Quelque soixante minutes suffisent à l’équipe de « 2 : 14 » pour nous faire découvrir Katrina, François, Berthier, Denis et Jade, dont les destins s’entrecroisent et s’entrechoquent sous nos yeux. Si l’un se perd dans la drogue et dans l’amour inavouable, si l’autre se fond dans la noirceur des aveugles pour attirer les regards féminins, si l’une décide de se faire tatouer la noirceur du monde en espérant passer inaperçue, qu’une autre est prête à avaler la chose la plus immonde afin de maigrir et de faire disparaître les insultes qui alourdissent son cœur, et qu’un dernier n’arrive plus à goûter à la vie, tant il est obnubilé par le poids de sa fatigue, les cinq personnages ont tous une chose en commun : ils se sont retrouvés au mauvais endroit, au mauvais moment à 2 h 14. À ce quintette s’ajoute une femme hirondelle : le genre de maman qui s’assure de construire un nid solide pour ses enfants, branche par branche, avec minutie et attention. Une maman hirondelle qui n’arrive pas à comprendre comment son nid a pu se briser en entraînant la destruction de plusieurs autres…

Déjà récipiendaire du Prix littéraire du Gouverneur général du Canada en théâtre francophone pour sa pièce Porc-épic en 2010, David Paquet livre ici un texte fort et vulnérable, délirant et sensible, brutalement réaliste et magnifiquement métaphorique. Jamais le dramaturge ne prend le jeune public pour des idiots, préférant opter pour un langage vrai, ni trop gentil, ni trop cru, qui nous révèle la beauté et l’extrême fragilité de l’être humain et de la jeunesse. 

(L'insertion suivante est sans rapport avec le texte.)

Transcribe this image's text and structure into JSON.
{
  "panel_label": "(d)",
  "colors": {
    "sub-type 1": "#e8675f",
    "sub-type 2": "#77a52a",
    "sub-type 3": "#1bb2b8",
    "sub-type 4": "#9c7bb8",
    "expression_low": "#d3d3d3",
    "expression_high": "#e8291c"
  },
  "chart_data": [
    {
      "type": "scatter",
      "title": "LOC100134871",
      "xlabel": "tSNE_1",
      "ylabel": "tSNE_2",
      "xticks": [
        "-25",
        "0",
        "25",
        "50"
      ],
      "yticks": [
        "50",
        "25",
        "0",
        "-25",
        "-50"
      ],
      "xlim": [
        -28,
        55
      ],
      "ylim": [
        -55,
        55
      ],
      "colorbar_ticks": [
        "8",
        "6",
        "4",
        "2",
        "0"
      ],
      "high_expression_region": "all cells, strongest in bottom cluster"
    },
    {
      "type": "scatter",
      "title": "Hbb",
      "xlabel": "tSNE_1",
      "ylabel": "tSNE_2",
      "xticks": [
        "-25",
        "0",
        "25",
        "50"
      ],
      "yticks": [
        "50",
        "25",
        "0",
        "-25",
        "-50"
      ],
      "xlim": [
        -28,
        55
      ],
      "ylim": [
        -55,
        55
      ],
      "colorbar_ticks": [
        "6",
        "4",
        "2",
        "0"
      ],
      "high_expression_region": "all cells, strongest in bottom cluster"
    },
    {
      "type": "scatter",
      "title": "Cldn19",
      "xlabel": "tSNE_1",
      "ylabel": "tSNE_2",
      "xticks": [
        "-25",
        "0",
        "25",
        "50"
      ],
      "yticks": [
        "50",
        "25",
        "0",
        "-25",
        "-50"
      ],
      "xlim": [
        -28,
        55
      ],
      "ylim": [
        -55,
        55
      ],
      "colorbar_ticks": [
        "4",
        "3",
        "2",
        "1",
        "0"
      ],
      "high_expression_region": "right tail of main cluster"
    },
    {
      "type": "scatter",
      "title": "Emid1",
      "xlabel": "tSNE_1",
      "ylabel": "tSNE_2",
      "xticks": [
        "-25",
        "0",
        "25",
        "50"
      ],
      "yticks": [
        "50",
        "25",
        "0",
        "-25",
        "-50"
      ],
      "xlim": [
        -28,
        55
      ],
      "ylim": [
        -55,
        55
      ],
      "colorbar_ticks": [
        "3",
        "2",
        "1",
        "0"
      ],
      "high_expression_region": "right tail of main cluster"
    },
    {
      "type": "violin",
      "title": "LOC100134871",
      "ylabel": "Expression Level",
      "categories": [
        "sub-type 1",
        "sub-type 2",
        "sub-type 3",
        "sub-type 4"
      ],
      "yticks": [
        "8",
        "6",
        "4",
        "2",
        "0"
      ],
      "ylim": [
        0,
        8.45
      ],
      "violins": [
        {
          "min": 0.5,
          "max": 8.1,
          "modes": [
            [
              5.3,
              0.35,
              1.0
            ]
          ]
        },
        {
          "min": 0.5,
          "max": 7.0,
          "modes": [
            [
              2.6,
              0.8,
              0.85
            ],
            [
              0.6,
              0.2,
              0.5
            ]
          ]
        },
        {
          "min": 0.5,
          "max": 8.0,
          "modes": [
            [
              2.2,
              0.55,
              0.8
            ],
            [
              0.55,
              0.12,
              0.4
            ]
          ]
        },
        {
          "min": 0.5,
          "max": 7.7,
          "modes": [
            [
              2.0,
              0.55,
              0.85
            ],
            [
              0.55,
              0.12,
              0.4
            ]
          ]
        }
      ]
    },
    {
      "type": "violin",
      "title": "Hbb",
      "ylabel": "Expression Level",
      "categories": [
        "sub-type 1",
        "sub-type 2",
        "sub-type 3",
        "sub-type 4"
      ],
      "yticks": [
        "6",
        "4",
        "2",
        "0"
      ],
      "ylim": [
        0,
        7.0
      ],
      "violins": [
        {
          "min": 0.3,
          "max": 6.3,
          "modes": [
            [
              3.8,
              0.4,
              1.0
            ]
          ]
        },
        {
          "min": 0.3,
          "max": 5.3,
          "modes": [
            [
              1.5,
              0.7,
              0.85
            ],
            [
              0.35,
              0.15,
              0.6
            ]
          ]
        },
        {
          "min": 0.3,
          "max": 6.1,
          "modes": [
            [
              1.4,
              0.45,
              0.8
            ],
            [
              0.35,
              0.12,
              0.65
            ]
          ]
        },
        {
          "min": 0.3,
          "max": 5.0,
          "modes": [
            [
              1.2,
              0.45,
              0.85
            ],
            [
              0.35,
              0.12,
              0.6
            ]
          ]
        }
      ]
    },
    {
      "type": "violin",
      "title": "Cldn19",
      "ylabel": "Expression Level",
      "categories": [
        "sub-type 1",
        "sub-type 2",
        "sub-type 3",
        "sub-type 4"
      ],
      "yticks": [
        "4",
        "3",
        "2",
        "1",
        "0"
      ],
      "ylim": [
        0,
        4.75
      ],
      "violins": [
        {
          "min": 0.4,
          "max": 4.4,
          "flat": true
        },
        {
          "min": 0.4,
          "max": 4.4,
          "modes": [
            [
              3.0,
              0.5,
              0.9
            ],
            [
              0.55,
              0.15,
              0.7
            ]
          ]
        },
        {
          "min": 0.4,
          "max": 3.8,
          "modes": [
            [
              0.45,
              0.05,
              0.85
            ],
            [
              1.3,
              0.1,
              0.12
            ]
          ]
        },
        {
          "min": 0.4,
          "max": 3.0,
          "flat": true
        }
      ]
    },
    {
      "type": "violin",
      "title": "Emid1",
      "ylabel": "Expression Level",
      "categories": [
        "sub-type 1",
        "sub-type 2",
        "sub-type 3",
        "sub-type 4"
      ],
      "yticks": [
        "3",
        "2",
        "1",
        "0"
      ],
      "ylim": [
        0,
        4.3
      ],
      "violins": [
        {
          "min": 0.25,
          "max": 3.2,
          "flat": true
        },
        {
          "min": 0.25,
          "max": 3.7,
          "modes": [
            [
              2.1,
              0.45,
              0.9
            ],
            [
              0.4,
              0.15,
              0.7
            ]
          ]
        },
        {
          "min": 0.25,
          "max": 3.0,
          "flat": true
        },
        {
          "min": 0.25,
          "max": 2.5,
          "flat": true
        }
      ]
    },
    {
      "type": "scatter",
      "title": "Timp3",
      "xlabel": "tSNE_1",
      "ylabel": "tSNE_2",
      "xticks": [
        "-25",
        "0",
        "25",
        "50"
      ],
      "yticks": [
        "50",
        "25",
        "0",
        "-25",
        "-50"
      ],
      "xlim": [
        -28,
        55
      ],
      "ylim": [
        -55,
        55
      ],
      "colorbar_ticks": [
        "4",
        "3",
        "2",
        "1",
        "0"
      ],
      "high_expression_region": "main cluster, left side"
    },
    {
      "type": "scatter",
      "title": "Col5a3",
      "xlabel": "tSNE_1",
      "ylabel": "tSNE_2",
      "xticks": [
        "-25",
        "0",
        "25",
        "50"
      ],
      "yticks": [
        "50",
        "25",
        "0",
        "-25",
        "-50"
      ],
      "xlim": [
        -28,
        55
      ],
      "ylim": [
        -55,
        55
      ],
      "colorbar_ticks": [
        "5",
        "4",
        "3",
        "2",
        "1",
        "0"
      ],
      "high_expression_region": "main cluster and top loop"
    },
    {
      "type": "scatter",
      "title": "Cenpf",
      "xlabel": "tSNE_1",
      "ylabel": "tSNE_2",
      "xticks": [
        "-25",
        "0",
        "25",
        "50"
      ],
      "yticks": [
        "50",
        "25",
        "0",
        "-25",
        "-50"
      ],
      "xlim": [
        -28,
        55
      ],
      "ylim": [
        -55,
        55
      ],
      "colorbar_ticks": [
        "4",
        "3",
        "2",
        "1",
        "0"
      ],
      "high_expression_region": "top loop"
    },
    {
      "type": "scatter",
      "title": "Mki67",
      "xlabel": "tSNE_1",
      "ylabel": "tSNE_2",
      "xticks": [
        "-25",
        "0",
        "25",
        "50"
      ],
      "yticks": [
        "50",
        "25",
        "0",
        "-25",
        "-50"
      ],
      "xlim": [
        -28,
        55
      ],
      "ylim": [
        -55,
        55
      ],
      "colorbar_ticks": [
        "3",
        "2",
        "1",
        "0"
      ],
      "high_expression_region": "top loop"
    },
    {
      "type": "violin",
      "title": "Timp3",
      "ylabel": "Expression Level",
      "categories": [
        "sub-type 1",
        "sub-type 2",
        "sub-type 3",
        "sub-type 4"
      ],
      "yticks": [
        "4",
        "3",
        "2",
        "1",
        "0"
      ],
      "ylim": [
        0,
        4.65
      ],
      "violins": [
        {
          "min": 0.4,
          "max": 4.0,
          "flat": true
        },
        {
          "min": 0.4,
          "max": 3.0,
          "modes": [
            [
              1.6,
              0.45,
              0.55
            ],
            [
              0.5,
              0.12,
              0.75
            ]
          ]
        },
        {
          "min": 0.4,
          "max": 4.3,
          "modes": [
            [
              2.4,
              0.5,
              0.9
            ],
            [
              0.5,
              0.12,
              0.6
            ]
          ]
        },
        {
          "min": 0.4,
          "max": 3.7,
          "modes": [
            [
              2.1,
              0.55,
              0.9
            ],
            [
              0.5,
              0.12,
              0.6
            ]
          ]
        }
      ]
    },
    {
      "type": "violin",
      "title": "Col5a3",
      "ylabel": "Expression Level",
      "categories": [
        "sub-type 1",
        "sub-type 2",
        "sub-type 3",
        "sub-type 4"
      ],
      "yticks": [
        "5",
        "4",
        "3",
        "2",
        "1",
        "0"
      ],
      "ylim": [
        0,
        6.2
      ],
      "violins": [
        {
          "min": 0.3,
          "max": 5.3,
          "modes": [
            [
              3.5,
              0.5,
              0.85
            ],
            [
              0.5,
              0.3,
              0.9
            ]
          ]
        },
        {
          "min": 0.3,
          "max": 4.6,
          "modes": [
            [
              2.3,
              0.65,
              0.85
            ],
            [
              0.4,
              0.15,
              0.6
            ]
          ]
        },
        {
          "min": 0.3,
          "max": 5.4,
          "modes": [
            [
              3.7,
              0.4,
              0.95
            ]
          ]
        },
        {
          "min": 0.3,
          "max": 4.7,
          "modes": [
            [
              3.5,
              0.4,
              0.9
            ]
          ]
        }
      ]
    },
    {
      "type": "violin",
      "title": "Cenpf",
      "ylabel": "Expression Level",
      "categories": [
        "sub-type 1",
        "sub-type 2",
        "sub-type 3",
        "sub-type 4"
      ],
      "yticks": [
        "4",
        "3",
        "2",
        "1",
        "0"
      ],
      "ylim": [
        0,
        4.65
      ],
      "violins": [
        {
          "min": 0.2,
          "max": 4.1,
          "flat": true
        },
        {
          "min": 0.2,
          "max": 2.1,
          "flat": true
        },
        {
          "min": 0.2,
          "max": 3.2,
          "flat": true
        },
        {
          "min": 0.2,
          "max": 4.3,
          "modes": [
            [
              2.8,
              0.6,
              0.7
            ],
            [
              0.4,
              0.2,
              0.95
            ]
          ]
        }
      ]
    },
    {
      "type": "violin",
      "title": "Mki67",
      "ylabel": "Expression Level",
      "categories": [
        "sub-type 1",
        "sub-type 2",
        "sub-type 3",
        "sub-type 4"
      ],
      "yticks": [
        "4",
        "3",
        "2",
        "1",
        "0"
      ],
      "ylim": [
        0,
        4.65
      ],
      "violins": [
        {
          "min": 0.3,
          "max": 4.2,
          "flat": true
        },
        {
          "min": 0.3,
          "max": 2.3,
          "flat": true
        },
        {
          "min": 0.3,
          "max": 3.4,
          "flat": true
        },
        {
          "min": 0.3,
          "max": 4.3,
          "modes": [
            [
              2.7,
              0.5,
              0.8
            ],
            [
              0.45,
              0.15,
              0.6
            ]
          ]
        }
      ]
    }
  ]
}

La mise en scène de Claude Poissant est ici synonyme de simplicité et d’inventivité, de mouvements et de rythmes. Utilisant à merveille la vitalité de ses interprètes, Poissant arrive à nous transporter d’une bribe d’histoire à l’autre avec une adresse et une légèreté qui sont belles à voir. Sa direction d’acteur est aussi solide que fluide. Chacun des interprètes de « 2 : 14 » livre une prestation sentie, nuancée, énergique, drôle, touchante et franchement divertissante. Les personnages sont à ce point séduisants qu’on s'attache à eux comme s’ils étaient nos amis ou nos propres enfants, rendant l’événement qui se produit à « 2 h 14 » d’autant plus difficile à accepter.

La magie entre le texte, l’équipe de création et la distribution opère au point de nous donner envie d’assister à chacune des représentations qui suivent. Il s’agit ici de grand, grand théâtre.